To obtain information about small interfering RNA (siRNA)-based host antiviral immunity, a small RNA (sRNA) library of L. delicatula was also sequenced, and virus-derived siRNA (vsiRNAs) were comprehensively characterized as described previously [19]. The sRNA library was prepared using a Illumina TruSeq Small RNA Sample Preparation Kit (Illumina, USA) and sequenced on an Illumina HiSeq 2500 platform. The sRNA reads were processed by removing adapters, low-quality sequences, and unwanted sequences using Trimmomatic (Version 3.90) [20], and sRNAs with a length of 18-30 nt were extracted. A total of 28,617 sRNA reads (8957 unique) were successfully mapped to the assembled genome sequence of LDIV1, accounting for 0.16% (0.50% unique) of the whole sRNA library (Supplementary Table S2). siRNA-based RNA silencing is usually associated with the accumulation of vsiRNAs in a sequence-specific manner. For example, a 21-nt vsiRNA length peak was observed in Diaphorina citri and Scathophaga furcate [19, 21], while a 22-nt vsiRNA peak were observed in Bemisia tabaci and Astegopteryx formosana [22, 23]. In this study, the majority of LDIV1-derived vsiRNAs were 22-23 nt in length (Fig. 2A) and were almost equally derived from the sense and antisense strands of the virus genome (Fig. 2B). The presence of these LDIV1-derived vsiRNAs strongly suggested that the RNAi antiviral pathway of L. delicatula was activated in response to LDIV1 infection.

Fig. 2
figure 2

Analysis of Lycorma delicatula iflavirus 1 (LDIV1)-derived small interfering RNAs (siRNA). (A) The size distribution of LDIV1-derived siRNAs with a length of 18-30 nt. (B) Distribution of LDIV1-derived siRNA on the viral genome. Black represents sRNAs derived from the antisense strand of the genome (minus), and red represents sRNAs derived from the sense strand of the genome (plus).

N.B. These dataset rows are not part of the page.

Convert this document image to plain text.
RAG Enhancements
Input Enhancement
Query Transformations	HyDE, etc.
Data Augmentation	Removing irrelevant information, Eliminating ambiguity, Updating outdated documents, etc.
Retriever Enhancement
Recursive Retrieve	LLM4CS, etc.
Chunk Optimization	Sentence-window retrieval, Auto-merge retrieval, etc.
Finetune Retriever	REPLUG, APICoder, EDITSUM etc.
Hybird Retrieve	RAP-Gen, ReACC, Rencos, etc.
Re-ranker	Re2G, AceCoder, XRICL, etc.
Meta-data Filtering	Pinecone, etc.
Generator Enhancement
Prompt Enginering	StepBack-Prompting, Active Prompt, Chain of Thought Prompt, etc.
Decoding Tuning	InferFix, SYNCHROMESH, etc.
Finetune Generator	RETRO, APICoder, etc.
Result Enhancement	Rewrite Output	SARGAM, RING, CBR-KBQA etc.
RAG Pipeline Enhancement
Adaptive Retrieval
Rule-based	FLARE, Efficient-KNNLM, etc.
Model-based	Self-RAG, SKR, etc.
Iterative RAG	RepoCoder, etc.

In conclusion, we have determined the full genome sequence of LDIV1 from an invasive pest, L. delicatula. LDIV1 is a member of the genus Iflavirus that is evolutionarily related to a previously reported member of the order Picornavirales. LDIV1 replicates in host insects and activates the RNAi antiviral pathway. In the future, it will be interesting to determine the influence of LDIV1 on its host and investigate the potential value of this virus for biological control of agricultural pests.